I have an area that is completely covered in ferns right now that would make a decent food plot location. If I were to throw some rye down and mow the ferns, should it turn out decently? This would take place in Late August
Your best bet would be to apply lime at 1 ton/acre, followed by buckwheat @ 50lbs/acre, and do that immediately. When about 25% of the buckwheat is flowering, broadcast winter rye into that, along with another 1 ton/acre of lime, in mid to late August. The green manure from the buckwheat, along with some adjustment to the pH, will help the rye to do better than it would otherwise.
If Im not mistaken, I believe ferns thrive on acidic soil?? That being said, alot of lime would probably discourage them. I have a spot of ferns I hit with gly a few years back and they died fast and never returned to that spot. Dont know if they are just really sensitive plants or it was a fluke.

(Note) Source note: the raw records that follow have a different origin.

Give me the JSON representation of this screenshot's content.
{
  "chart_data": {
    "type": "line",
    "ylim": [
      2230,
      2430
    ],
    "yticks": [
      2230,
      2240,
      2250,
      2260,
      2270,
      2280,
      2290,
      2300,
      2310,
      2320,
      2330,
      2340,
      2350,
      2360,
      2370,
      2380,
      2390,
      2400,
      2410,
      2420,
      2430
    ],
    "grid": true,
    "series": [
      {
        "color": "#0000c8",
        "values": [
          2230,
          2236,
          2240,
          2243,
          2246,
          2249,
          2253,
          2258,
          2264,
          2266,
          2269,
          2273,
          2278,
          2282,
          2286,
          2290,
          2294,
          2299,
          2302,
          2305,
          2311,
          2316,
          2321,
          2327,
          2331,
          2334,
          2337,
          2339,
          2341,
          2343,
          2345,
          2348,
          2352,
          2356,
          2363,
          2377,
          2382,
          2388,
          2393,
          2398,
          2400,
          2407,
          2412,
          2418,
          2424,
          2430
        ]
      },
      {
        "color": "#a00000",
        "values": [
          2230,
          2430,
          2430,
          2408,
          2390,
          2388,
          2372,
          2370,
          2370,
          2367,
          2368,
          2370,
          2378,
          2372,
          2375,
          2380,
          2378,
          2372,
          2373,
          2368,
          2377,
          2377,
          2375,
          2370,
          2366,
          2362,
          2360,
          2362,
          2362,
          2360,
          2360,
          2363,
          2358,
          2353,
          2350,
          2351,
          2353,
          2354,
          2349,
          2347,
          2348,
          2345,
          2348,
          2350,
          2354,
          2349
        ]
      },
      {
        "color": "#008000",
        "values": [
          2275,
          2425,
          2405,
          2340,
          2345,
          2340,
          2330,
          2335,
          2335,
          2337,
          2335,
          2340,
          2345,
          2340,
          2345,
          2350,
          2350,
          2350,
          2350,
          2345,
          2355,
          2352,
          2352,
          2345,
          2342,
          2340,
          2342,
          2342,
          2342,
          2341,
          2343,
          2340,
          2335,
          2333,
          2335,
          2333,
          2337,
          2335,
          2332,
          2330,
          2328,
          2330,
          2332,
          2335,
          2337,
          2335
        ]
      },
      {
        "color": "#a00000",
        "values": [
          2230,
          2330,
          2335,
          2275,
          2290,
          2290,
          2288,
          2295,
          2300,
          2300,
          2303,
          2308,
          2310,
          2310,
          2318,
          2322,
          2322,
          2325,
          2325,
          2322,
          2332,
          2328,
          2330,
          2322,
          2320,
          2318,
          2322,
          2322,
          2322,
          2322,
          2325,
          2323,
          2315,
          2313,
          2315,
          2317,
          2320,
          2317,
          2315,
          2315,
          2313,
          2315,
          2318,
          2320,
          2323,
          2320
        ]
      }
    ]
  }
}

If ferns are growing there, you can BET the soil is very acidic. While it may not be a "problem" getting rye to grow there, it would certainly be a mistake to not even attempt to apply lime to the soil. There is a dramatic difference between getting something to grow and gradually improving the soil to provide remarkably better results. Anything worth doing, is worth doing well?
I was told by a forester that some species of fern have allelopathic properties helping them out compete surrounding vegetation. Not sure which species of fern you have but might not hurt to spray them first.